Setelah cukup menikmati patung gajah dan monumen
tersebut, wisatawan dapat menimba informasi lebih jauh dengan melihat koleksi
museum yang berjumlah sekitar 1.200 fosil yang terdiri dari 130 jenis. Museum
Trinil memamerkan beberapa replika fosil manusia purba, di antaranya replika
Phitecantropus Erectus yang ditemukan di Karang Tengah (Ngawi), Phitecantropus
Erectus yang ditemukan di Trinil (Ngawi), serta fosil-fosil yang berasal dari
Afrika dan Jerman, yakni Australopithecus Afrinacus dan Homo Neanderthalensis.
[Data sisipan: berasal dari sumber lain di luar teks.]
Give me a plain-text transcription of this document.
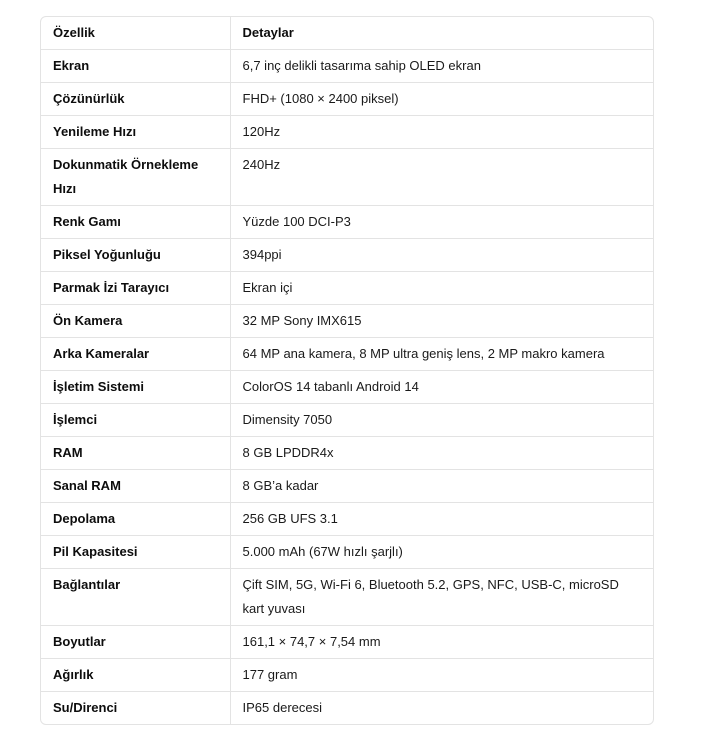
Özellik	Detaylar
Ekran	6,7 inç delikli tasarıma sahip OLED ekran
Çözünürlük	FHD+ (1080 × 2400 piksel)
Yenileme Hızı	120Hz
Dokunmatik Örnekleme Hızı	240Hz
Renk Gamı	Yüzde 100 DCI-P3
Piksel Yoğunluğu	394ppi
Parmak İzi Tarayıcı	Ekran içi
Ön Kamera	32 MP Sony IMX615
Arka Kameralar	64 MP ana kamera, 8 MP ultra geniş lens, 2 MP makro kamera
İşletim Sistemi	ColorOS 14 tabanlı Android 14
İşlemci	Dimensity 7050
RAM	8 GB LPDDR4x
Sanal RAM	8 GB’a kadar
Depolama	256 GB UFS 3.1
Pil Kapasitesi	5.000 mAh (67W hızlı şarjlı)
Bağlantılar	Çift SIM, 5G, Wi-Fi 6, Bluetooth 5.2, GPS, NFC, USB-C, microSD kart yuvası
Boyutlar	161,1 × 74,7 × 7,54 mm
Ağırlık	177 gram
Su/Direnci	IP65 derecesi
Kendati hanya berupa replika, namun fosil tersebut dibuat mendekati bentuk
aslinya. Sementara fosil-fosil yang asli disimpan di beberapa museum di Belanda
dan Jerman.
Selain fosil manusia, museum ini juga memamerkan fosil
tulang rahang bawah macan (Felis Tigris), fosil gigi geraham atas gajah
(Stegodon Trigonocephalus), fosil tanduk kerbau (Bubalus Palaeokerabau), fosil
tanduk banteng (Bibos Palaeosondaicus), serta fosil gading gajah purba
(Stegodon Trigonocephalus). Fosil-fosil hewan ini umumnya lebih besar dan
panjang daripada ukuran hewan sekarang. Misalnya saja fosil gading gajah purba
yang panjangnya mencapai 3,15 meter, bandingkan dengan gajah sekarang yang
panjang gadingnya tak lebih dari 1,5 meter.
C. Lokasi
Museum
Purbakala Trinil terletak di Dukuh Pilang, Desa Kawu, Kecamatan Kedunggalar,
Kabupaten Ngawi, Provinsi Jawa Timur, Indonesia.
D. Akses
Museum Purbakala
Trinil berada sekitar 5 kilometer arah utara dari jalan raya Solo-Surabaya.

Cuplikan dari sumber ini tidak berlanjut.